Ingestion Spec - E-MapReduce - Alibaba Cloud Documentation Center

This section briefly introduces Ingestion Spec, the description file of the index data.

Ingestion Spec is a unified description of the format of the data being indexed and how it is indexed by Druid. It is a JSON file, which consists of three parts:

{
    "dataSchema" : {...},
    "ioConfig" : {...},
    "tuningConfig" : {...}
}

Key	Format	Description	Required
dataSchema	JSON object	Describes the schema information of the data you want to consume. dataSchema is fixed and does not change with the way in which data is consumed.	Yes
ioConfig	JSON object	Describes the source and destination of the data you want to consume. If the consumption method of the data is different, ioConfig is also different.	Yes
tuningConfig	JSON object	Configures the parameters of the data you want to consume. If the consumption method of the data is different, the adjustable parameters are also different.	No

dataSchema

dataSchema describes the format of the data and how to parse the data. The typical structure is as follows:

{
    "dataSoruce": <name_of_dataSource>,
    "parser": {
        "type": <>,
        "parseSpec": {
            "format": <>,
            "timestampSpec": {},
            "dimensionsSpec": {}
        }
    },
    "metricsSpec": {},
    "granularitySpec": {}
}

Key	Format	Description	Required
dataSource	String	Name of the data source.	Yes
parser	JSON object	How the data is parsed.	Yes
metricsSpec	Array of JSON objects	Aggregator list.	Yes
granularitySpec	JSON object	Data aggregation settings, such as creating segments and aggregation granularity.	Yes

parser

parser determines how your data is parsed correctly. metricsSpec defines how the data is clustered for calculation. granularitySpec defines the granularity of the data fragmentation and the granularity of the query.

There are two types of parser: string and hadoopstring. The latter is used for Hadoop index jobs. ParseSpec is a specific definition of data format resolution.

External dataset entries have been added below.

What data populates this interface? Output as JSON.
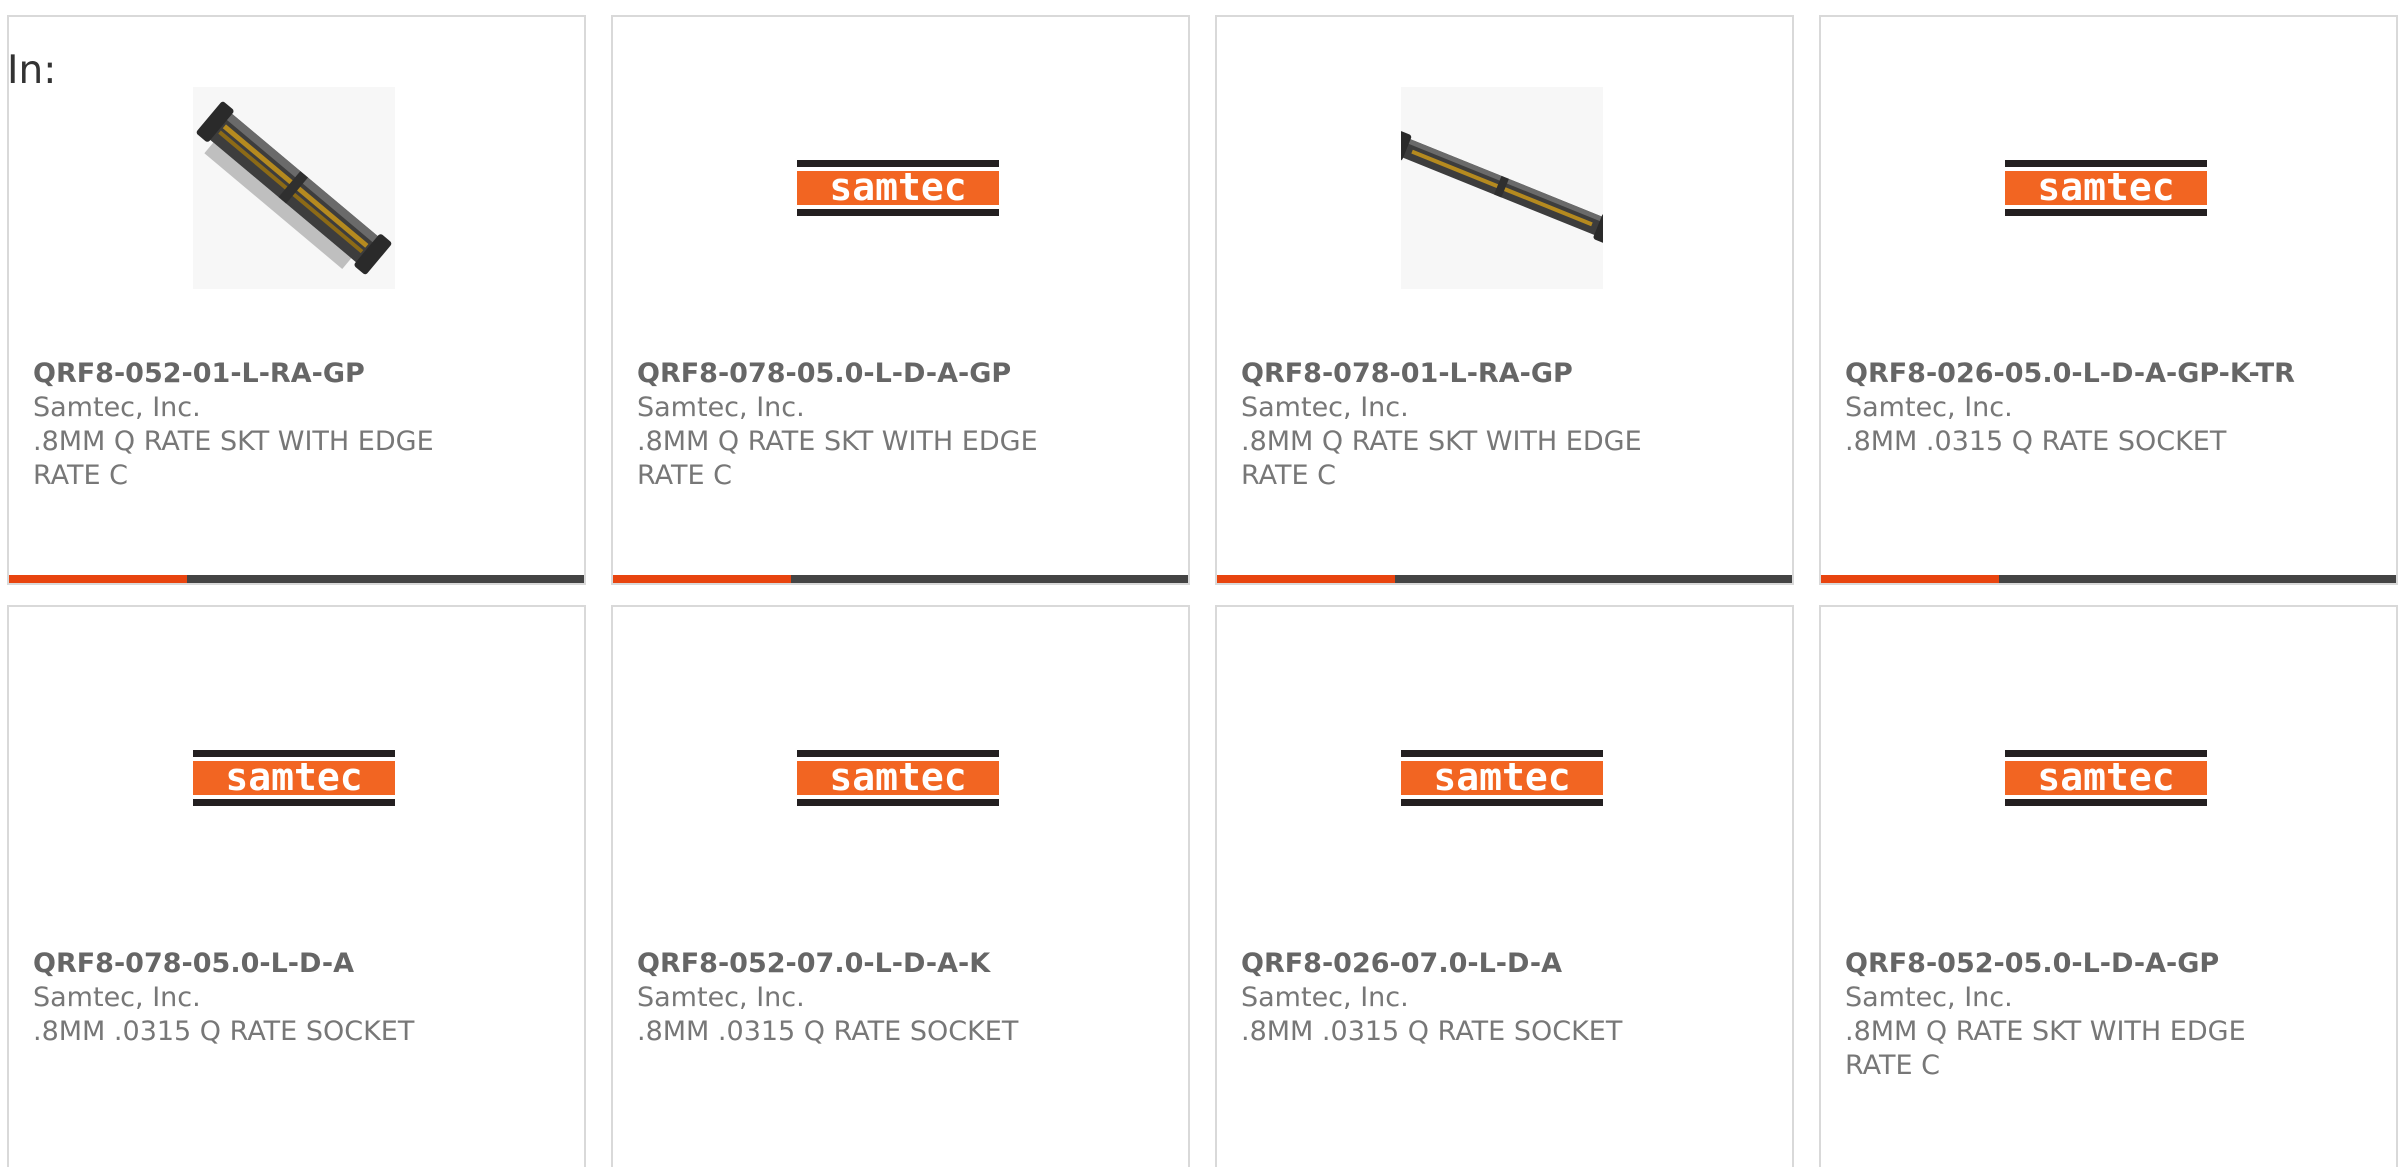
{
  "filter": {
    "label": "In:"
  },
  "colors": {
    "accent": "#e8440f",
    "bar": "#444444",
    "logo_orange": "#f26522",
    "logo_dark": "#231f20"
  },
  "cards": [
    {
      "part_number": "QRF8-052-01-L-RA-GP",
      "manufacturer": "Samtec, Inc.",
      "description": ".8MM Q RATE SKT WITH EDGE RATE C",
      "image": "connector-photo-angled",
      "accent_fill": 0.31
    },
    {
      "part_number": "QRF8-078-05.0-L-D-A-GP",
      "manufacturer": "Samtec, Inc.",
      "description": ".8MM Q RATE SKT WITH EDGE RATE C",
      "image": "samtec-logo",
      "logo_text": "samtec",
      "accent_fill": 0.31
    },
    {
      "part_number": "QRF8-078-01-L-RA-GP",
      "manufacturer": "Samtec, Inc.",
      "description": ".8MM Q RATE SKT WITH EDGE RATE C",
      "image": "connector-photo-flat",
      "accent_fill": 0.31
    },
    {
      "part_number": "QRF8-026-05.0-L-D-A-GP-K-TR",
      "manufacturer": "Samtec, Inc.",
      "description": ".8MM .0315 Q RATE SOCKET",
      "image": "samtec-logo",
      "logo_text": "samtec",
      "accent_fill": 0.31
    },
    {
      "part_number": "QRF8-078-05.0-L-D-A",
      "manufacturer": "Samtec, Inc.",
      "description": ".8MM .0315 Q RATE SOCKET",
      "image": "samtec-logo",
      "logo_text": "samtec"
    },
    {
      "part_number": "QRF8-052-07.0-L-D-A-K",
      "manufacturer": "Samtec, Inc.",
      "description": ".8MM .0315 Q RATE SOCKET",
      "image": "samtec-logo",
      "logo_text": "samtec"
    },
    {
      "part_number": "QRF8-026-07.0-L-D-A",
      "manufacturer": "Samtec, Inc.",
      "description": ".8MM .0315 Q RATE SOCKET",
      "image": "samtec-logo",
      "logo_text": "samtec"
    },
    {
      "part_number": "QRF8-052-05.0-L-D-A-GP",
      "manufacturer": "Samtec, Inc.",
      "description": ".8MM Q RATE SKT WITH EDGE RATE C",
      "image": "samtec-logo",
      "logo_text": "samtec"
    }
  ]
}
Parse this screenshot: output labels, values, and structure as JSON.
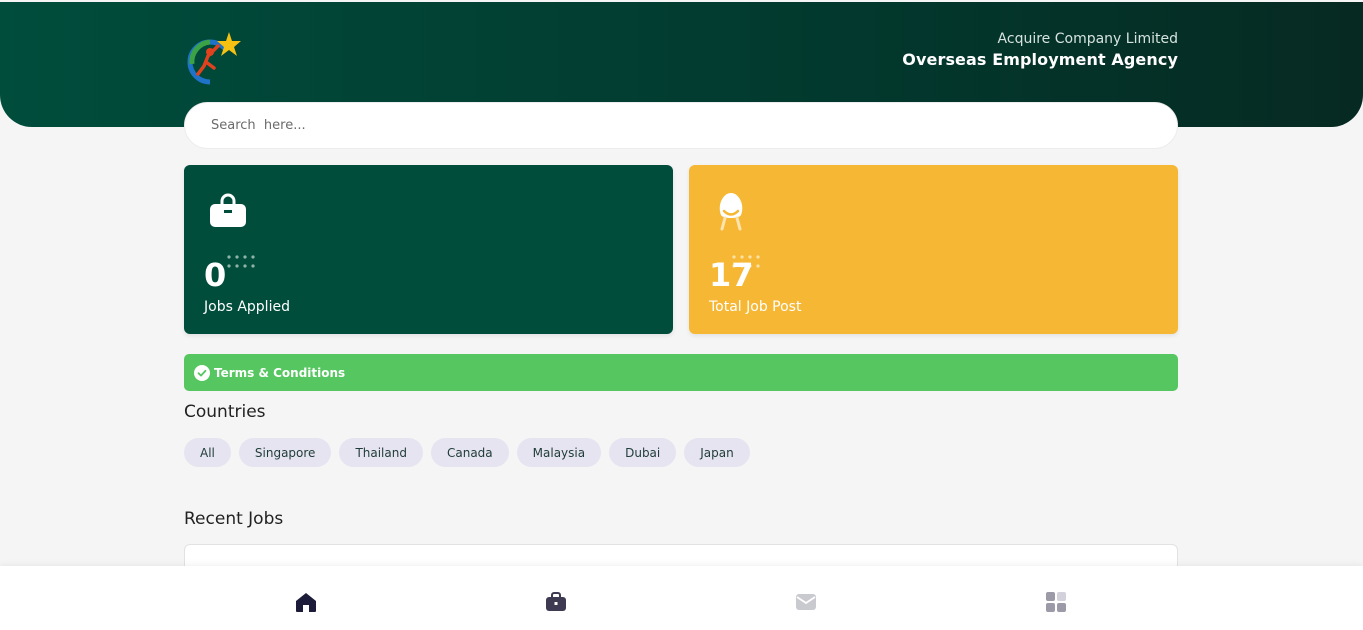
{
  "header": {
    "company_sub": "Acquire Company Limited",
    "company_main": "Overseas Employment Agency"
  },
  "search": {
    "placeholder": "Search  here..."
  },
  "stats": [
    {
      "value": "0",
      "label": "Jobs Applied",
      "icon": "shopping-bag-icon",
      "color": "#004d3c"
    },
    {
      "value": "17",
      "label": "Total Job Post",
      "icon": "chair-icon",
      "color": "#f6b735"
    }
  ],
  "terms": {
    "label": "Terms & Conditions",
    "color": "#56c660"
  },
  "countries": {
    "title": "Countries",
    "items": [
      "All",
      "Singapore",
      "Thailand",
      "Canada",
      "Malaysia",
      "Dubai",
      "Japan"
    ]
  },
  "recent_jobs": {
    "title": "Recent Jobs"
  },
  "bottom_nav": {
    "items": [
      {
        "icon": "home-icon",
        "active": true
      },
      {
        "icon": "briefcase-icon",
        "active": false
      },
      {
        "icon": "mail-icon",
        "active": false
      },
      {
        "icon": "grid-icon",
        "active": false
      }
    ]
  }
}
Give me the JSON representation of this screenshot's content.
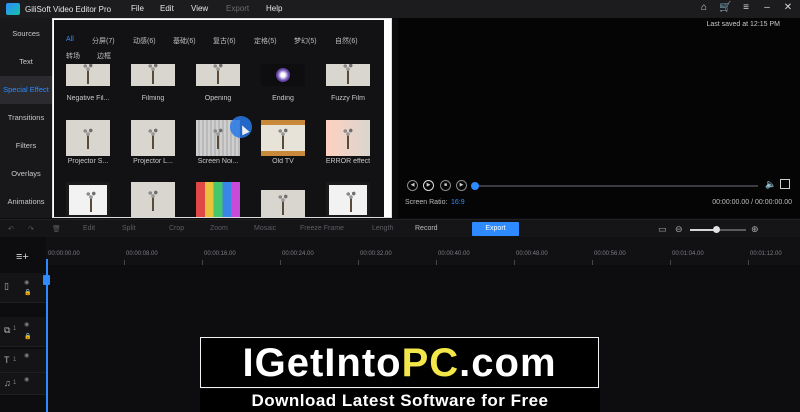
{
  "app": {
    "title": "GiliSoft Video Editor Pro",
    "menu": [
      "File",
      "Edit",
      "View",
      "Export",
      "Help"
    ],
    "window_controls": [
      "home-icon",
      "cart-icon",
      "menu-icon",
      "minimize-icon",
      "close-icon"
    ]
  },
  "nav": {
    "items": [
      "Sources",
      "Text",
      "Special Effect",
      "Transitions",
      "Filters",
      "Overlays",
      "Animations"
    ],
    "active": "Special Effect"
  },
  "effects": {
    "tabs": [
      "All",
      "分屏(7)",
      "动感(6)",
      "基础(6)",
      "复古(6)",
      "定格(5)",
      "梦幻(5)",
      "自然(6)",
      "转场",
      "边框"
    ],
    "active_tab": "All",
    "rows": [
      [
        "Negative Fil...",
        "Filming",
        "Opening",
        "Ending",
        "Fuzzy Film"
      ],
      [
        "Projector S...",
        "Projector L...",
        "Screen Noi...",
        "Old TV",
        "ERROR effect"
      ]
    ]
  },
  "preview": {
    "last_saved": "Last saved at 12:15 PM",
    "screen_ratio_label": "Screen Ratio:",
    "screen_ratio_value": "16:9",
    "timecode": "00:00:00.00 / 00:00:00.00"
  },
  "toolbar": {
    "tools": [
      "Edit",
      "Split",
      "Crop",
      "Zoom",
      "Mosaic",
      "Freeze Frame",
      "Length",
      "Record"
    ],
    "export_label": "Export"
  },
  "timeline": {
    "ticks": [
      "00:00:00.00",
      "00:00:08.00",
      "00:00:16.00",
      "00:00:24.00",
      "00:00:32.00",
      "00:00:40.00",
      "00:00:48.00",
      "00:00:56.00",
      "00:01:04.00",
      "00:01:12.00"
    ],
    "track_numbers": [
      "1",
      "1",
      "1"
    ]
  },
  "watermark": {
    "title_a": "IGetInto",
    "title_b": "PC",
    "title_c": ".com",
    "subtitle": "Download Latest Software for Free"
  }
}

Key	Format	Description	Required
type	String	The data format can be json, jsonLowercase, csv, or tsv.	Yes
timestampSpec	JSON object	Timestamp and timestamp type.	Yes
dimensionsSpec	JSON object	The dimension of the data (columns are included).	Yes

For different data formats, additional parseSpec options may exist. The following table describes timestampSpec and dimensionsSpec.

Key	Format	Description	Required
column	String	Columns corresponding to the timestamp.	Yes
format	String	The timestamp type can be ISO, millis, POSIX, auto, or whatever is supported by joda time.	Yes

Key	Format	Description	Required
dimensions	JSON array	Describes which dimensions the data contains. Each dimension can be just a string. You can also specify the attribute for the dimension. For example, the type of dimensions: [dimenssion1, dimenssion2, {type: long, name: dimenssion3}] is string by default.	Yes
dimensionExclusions	Array of JSON strings	Dimension to be deleted when data is consumed.	No
spatialDimensions	Array of JSON objects	Spatial dimension.	No

metricsSpec

MetricsSpec is an array of JSON objects. It defines several aggregators. Aggregators typically have the following structures:

```json
{
    "type": <type>,
    "name": <output_name>,
    "fieldName": <metric_name>
}
```

The following commonly used aggregators are provided:

Type	Type optional
count	count
sum	longSum, doubleSum, floatSum
min/max	longMin/longMax, doubleMin/doubleMax, floatMin/floatMax
first/last	longFirst/longLast, doubleFirst/doubleLast, floatFirst/floatLast
javascript	javascript
cardinality	cardinality
hyperUnique	hyperUnique

Note

The last three types in the table are advanced aggregators. For information about how to use them, see Apache Druid official documents.

granularitySpec

Two aggregation modes are supported: uniform and arbitrary. The uniform mode aggregates data with a fixed interval of time. The arbitrary mode tries to make sure that each of the segments has the same size, but the time interval for aggregation is not fixed. Uniform is the current default option.

Key	Format	Description	Required
segmentGranularity	String	Segment granularity Uniform type.The default is DAY.	No.
queryGranularity	String	Minimum data aggregation granularity for query. The default is true.	No
rollup	Bool value	Aggregate or not.	No.
intervals	String	Time interval of data consumption.	It is Yes for batch and No for realtime.

ioConfig

ioConfig describes the data source. An example of Hadoop index is as follows:

{
    "type": "hadoop",
    "inputSpec": {
        "type": "static",
        "paths": "hdfs://emr-header-1.cluster-6789:9000/druid/quickstart/wikiticker-2015-09-16-sampled.json"
    }
}

Note

This part is not required for streaming data that is processed through Tranquility.

TuningConfig

TuningConfig refers to additional settings. For example, you can specify MapReduce parameters to use Hadoop to create an index for batch data. The contents of tuningConfig may vary based on the data source.